The 15-minute visits also take a toll on the relationship of the patient-doctor relationship. The patient who sits patiently in the exam rooms waiting patiently for the doctors to arrive for their visit and to finally speak with their physician. They have already seen the administrative secretary and the nurse, but they came here to see their physician. So, now the physician presents his or herself. Based on my complaint he or she looks in my mouth, throat and up my nose, said that my throat was inflamed and told me to see the nurse for a prescription and that I was suffering from a sinus infection with inflammation of my throat from posterior pharyngeal drip.
When I protested the drug that he wanted to prescribe he cut me short and told me to see the nurse……and he was out of the exam room. It must have been a visit that lasted for a total of 9-11 minutes, if that.
This story is becoming increasingly common. The patients as well as the physicians are feeling the time crunch as never before. The doctors and nurses feel like “running” office hours on rollerblades. Doctors have to see more patients and perform more procedures to make up for the discounted, flat or declining reimbursements.
This problem will worsen with the Affordable Care Act (ACA). Remember, millions of consumers who are gaining healthcare through the ACA begin to seek care, many of whom have never, or very rarely, have seen a doctor and therefore this patient population presents with a list of untreated problems. Often in the primary care as well as in other specialties, the patient is seen for only one diagnosis per visit. This is very inconvenient for the diagnostically/multiple disease patient. They then don’t get the comprehensive care with continuity associated with the individual patient. This is happening today as evidence by one of my patients with complex endocrine disease (diabetes and thyroid disease) who has been frustrated by these short visits with the results that her complex disease is out of control. I quickly referred her to an endocrine specialist.
In today’s world it seems that the doctors have one eye on the clock and the other on their laptop computers, typing away to capture the correct amount of “points” for the highest reimbursement for the visit.

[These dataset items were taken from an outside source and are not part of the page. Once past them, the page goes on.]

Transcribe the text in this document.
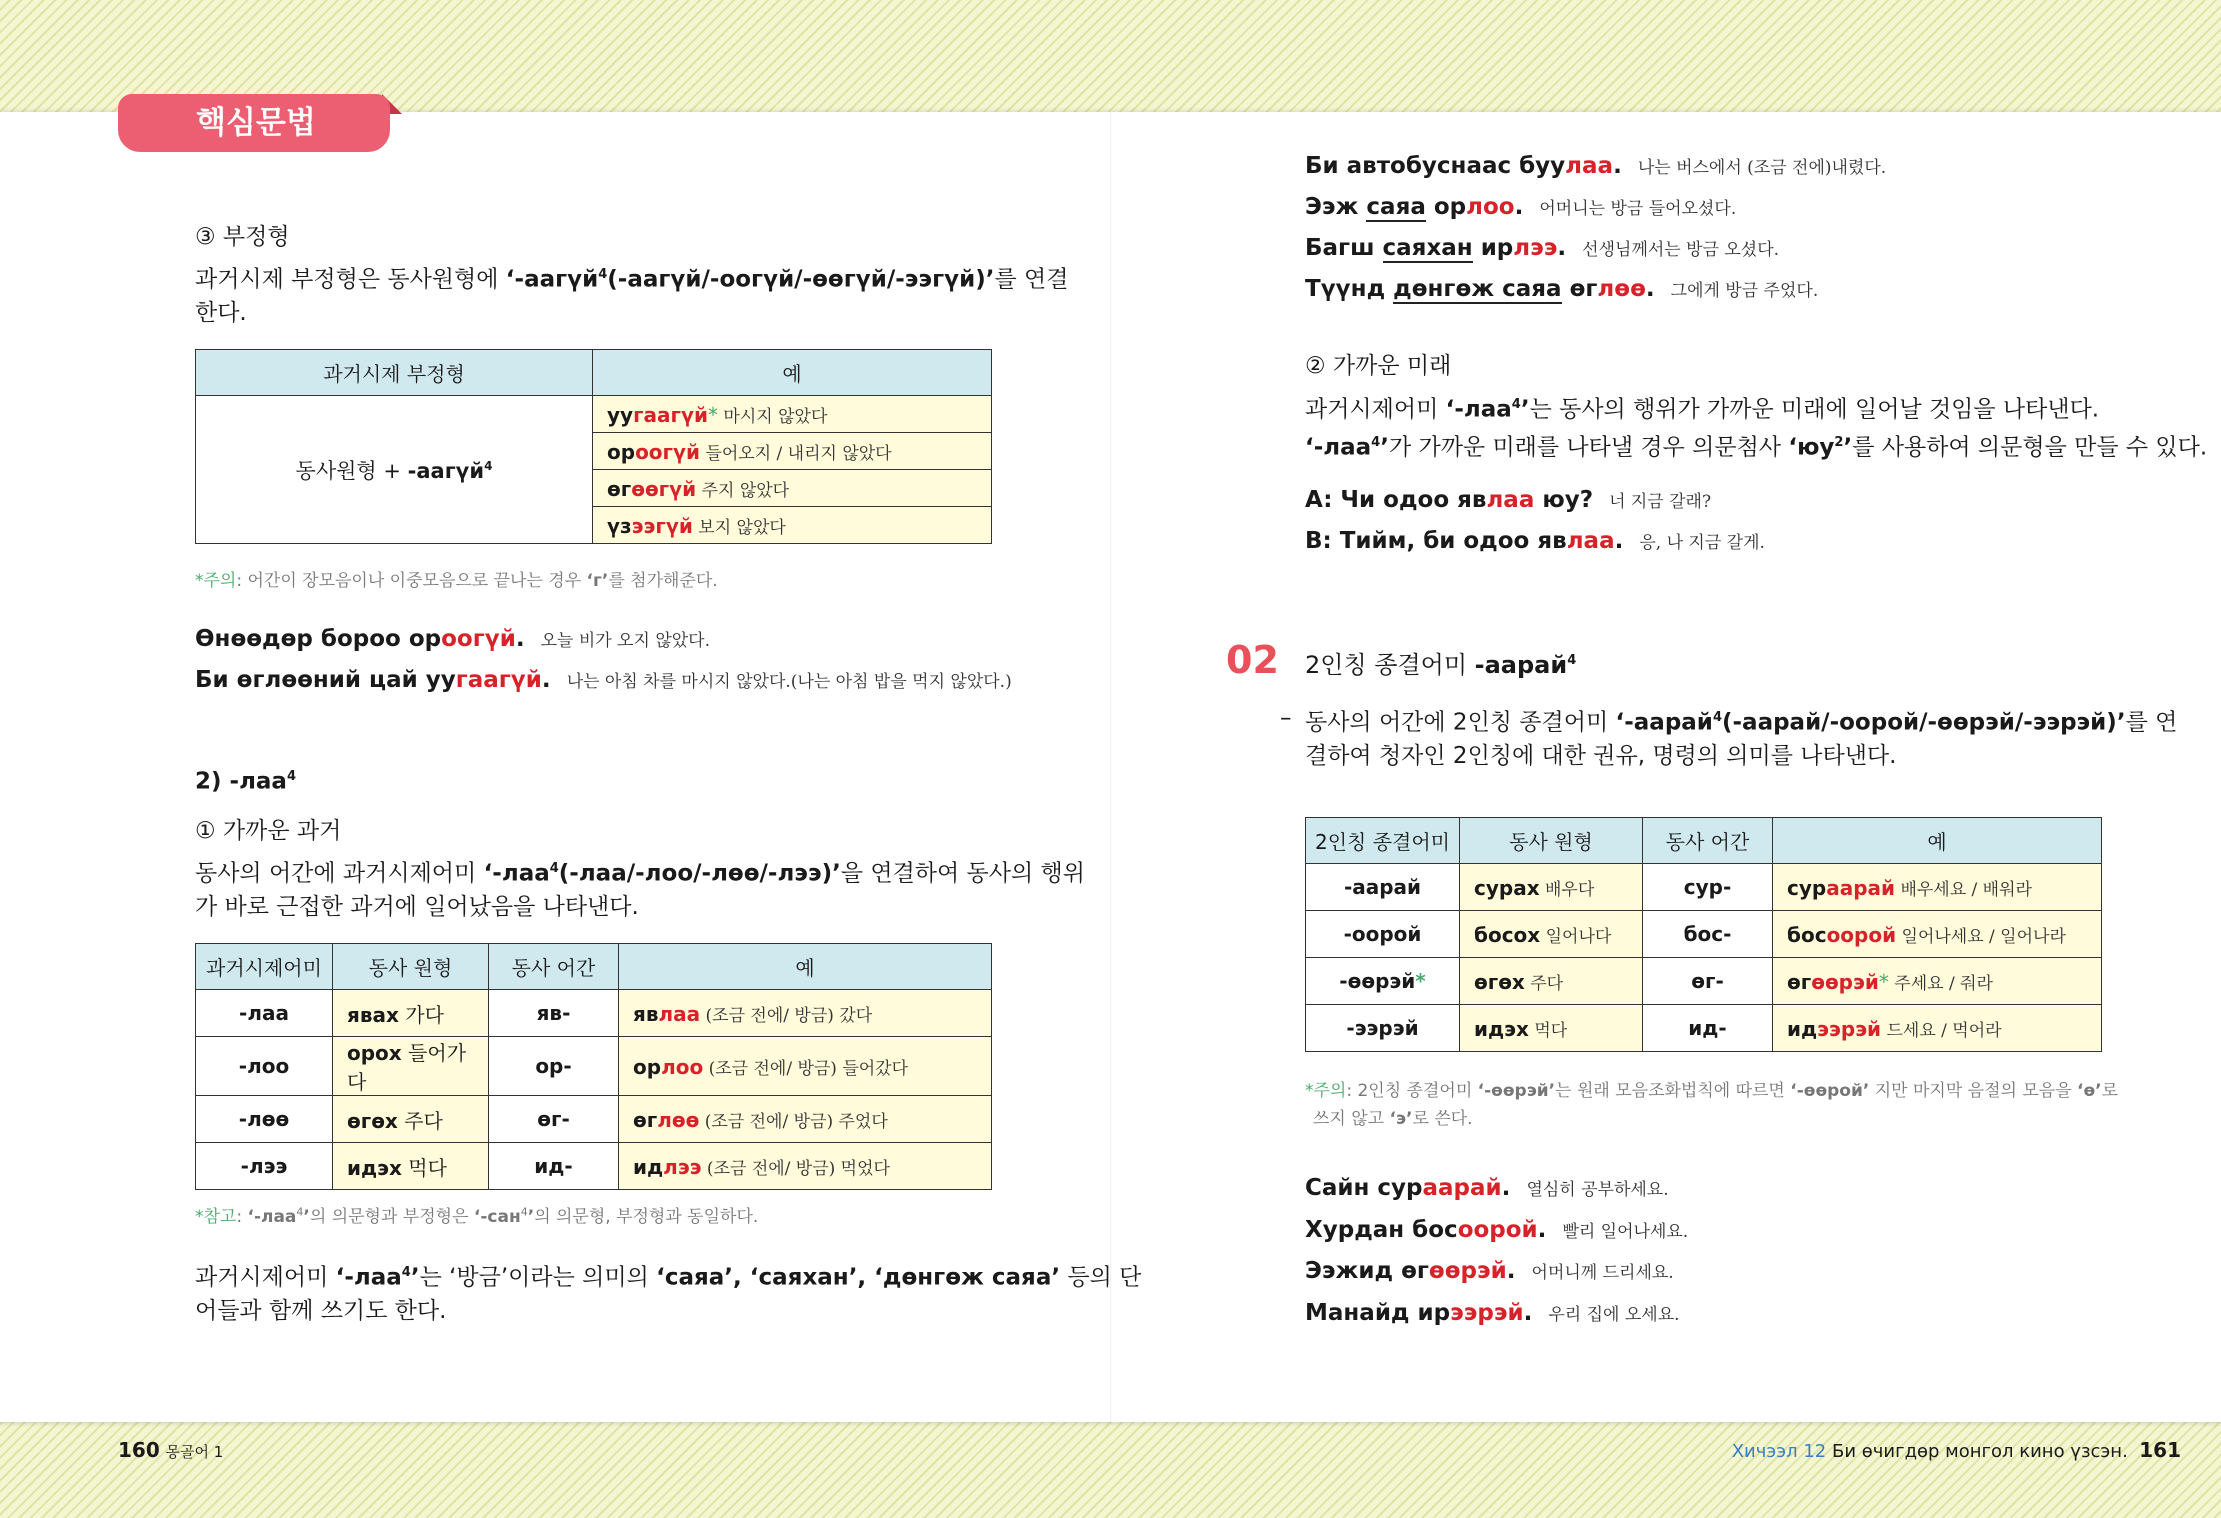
핵심문법
③ 부정형
과거시제 부정형은 동사원형에 ‘-аагүй$^4$(-аагүй/-оогүй/-өөгүй/-ээгүй)’를 연결
한다.
과거시제 부정형	예
동사원형 + -аагүй$^4$	уугаагүй* 마시지 않았다
	ороогүй 들어오지 / 내리지 않았다
	өгөөгүй 주지 않았다
	үзээгүй 보지 않았다
*주의: 어간이 장모음이나 이중모음으로 끝나는 경우 ‘г’를 첨가해준다.
Өнөөдөр бороо ороогүй. 오늘 비가 오지 않았다.
Би өглөөний цай уугаагүй. 나는 아침 차를 마시지 않았다.(나는 아침 밥을 먹지 않았다.)
2) -лаа$^4$
① 가까운 과거
동사의 어간에 과거시제어미 ‘-лаа$^4$(-лаа/-лоо/-лөө/-лээ)’을 연결하여 동사의 행위
가 바로 근접한 과거에 일어났음을 나타낸다.
과거시제어미	동사 원형	동사 어간	예
-лаа	явах 가다	яв-	явлаа (조금 전에/ 방금) 갔다
-лоо	орох 들어가다	ор-	орлоо (조금 전에/ 방금) 들어갔다
-лөө	өгөх 주다	өг-	өглөө (조금 전에/ 방금) 주었다
-лээ	идэх 먹다	ид-	идлээ (조금 전에/ 방금) 먹었다
*참고: ‘-лаа$^4$’의 의문형과 부정형은 ‘-сан$^4$’의 의문형, 부정형과 동일하다.
과거시제어미 ‘-лаа$^4$’는 ‘방금’이라는 의미의 ‘саяа’, ‘саяхан’, ‘дөнгөж саяа’ 등의 단
어들과 함께 쓰기도 한다.
Би автобуснаас буулаа. 나는 버스에서 (조금 전에)내렸다.
Ээж саяа орлоо. 어머니는 방금 들어오셨다.
Багш саяхан ирлээ. 선생님께서는 방금 오셨다.
Түүнд дөнгөж саяа өглөө. 그에게 방금 주었다.
② 가까운 미래
과거시제어미 ‘-лаа$^4$’는 동사의 행위가 가까운 미래에 일어날 것임을 나타낸다.
‘-лаа$^4$’가 가까운 미래를 나타낼 경우 의문첨사 ‘$юу^2$’를 사용하여 의문형을 만들 수 있다.
A: Чи одоо явлаа юу? 너 지금 갈래?
B: Тийм, би одоо явлаа. 응, 나 지금 갈게.
02 2인칭 종결어미 -аарай$^4$
– 동사의 어간에 2인칭 종결어미 ‘-аарай$^4$(-аарай/-оорой/-өөрэй/-ээрэй)’를 연
결하여 청자인 2인칭에 대한 권유, 명령의 의미를 나타낸다.
2인칭 종결어미	동사 원형	동사 어간	예
-аарай	сурах 배우다	сур-	сураарай 배우세요 / 배워라
-оорой	босох 일어나다	бос-	босоорой 일어나세요 / 일어나라
-өөрэй*	өгөх 주다	өг-	өгөөрэй* 주세요 / 줘라
-ээрэй	идэх 먹다	ид-	идээрэй 드세요 / 먹어라
*주의: 2인칭 종결어미 ‘-өөрэй’는 원래 모음조화법칙에 따르면 ‘-өөрой’ 지만 마지막 음절의 모음을 ‘ө’로
쓰지 않고 ‘э’로 쓴다.
Сайн сураарай. 열심히 공부하세요.
Хурдан босоорой. 빨리 일어나세요.
Ээжид өгөөрэй. 어머니께 드리세요.
Манайд ирээрэй. 우리 집에 오세요.
160 몽골어 1	Хичээл 12 Би өчигдөр монгол кино үзсэн. 161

As Roni Caryn Rabin stated in her article in WebMD, short visits take a toll on the whole relationship of the doctor –patient, which I have already stated in an important part of the good care equation. As I presented last week, we have to have a change in behavior in both the doctor as well as the patient. The office visit and the physician-patient relationship represents missed opportunities for getting patients more actively involved in their own health care. Research and the surveys show that there is less of a dialogue between the patients and their doctors, which increases the odds that patients will leave the office frustrated. Also, the shorter visits also increase the likelihood that patients will leave the office with a prescription, instead of discussion about behavioral changes like trying to lose a few pounds by going to the gym/exercise.
The physicians also don’t like to be rushed either, but for the primary care physicians and now even with specialists, time is is, quite literally money. Primary care doctors are paid mostly per visits with only minor adjustments for those that go longer than the time allocated for the diagnostic codes. Specialists who do procedures also need to see an increasing number of patients to generate a proportion of patients an increased number of procedures to compensate for the decreasing/discounted reimbursements for those procedures. The struggle is getting worse and worse with doctors thinking about meeting the bottom line, paying the overhead, having to pay staff and keep the doors open.
The pressure becomes even worse between both physician and patient when the patient has waited 9 months for his or her appointment and when the doctor comes in the exam room the patient pulls out a long list of complaints. Remember, the patient is thinking that they have waited sometimes a few months for the appointment and I’m going to try to get the most of my time that I have taken off from my work or have had to get paid childcare so that they could get to the appointment.
The situation became worse when doctors started participating in managed care networks where the doctors gave the insurers discounts on their rates in exchange for the promises to steer more patients to their office. Therefore, to avoid a cut in income the doctors had to see more patients.
In medical school the students are drilled in the art of taking a careful medical history, but studies have found that the doctors are falling short and that they have a bad habit of interrupting. A 1999 study of 29 family care practices found that doctors let patients speak for only 23 seconds before redirecting them and that only four patients got to finish their statements. Today the technical doctor of the present is often, and the interview is interrupted by the physician’s beeper, their cell phone or an email notification as their typing in the patient information on their laptops.
Communication between the physicians and their patients is important and making the patient feel they have been heard may be one of the most important elements of the healthcare equation. People are feeling dissatisfied when they don’t get a chance to say what they have to say, when they don’t get their questions answered, that they got their monies worth.
What happens when the patient doctor relationship suffers? Well, the patients lose trust in their caregivers and don’t fully engage in their care. How then do you change the patient’s behavior leading to better care, a healthy patient that leads to a more sustainable health care system?
It is predicted by this writer and physician, that with the increased numbers of patients forced into a system with less and less physicians that this relationship between the physician and their patient will get worse and worse. So, the middle class will get poorer healthcare and have to pay more for it.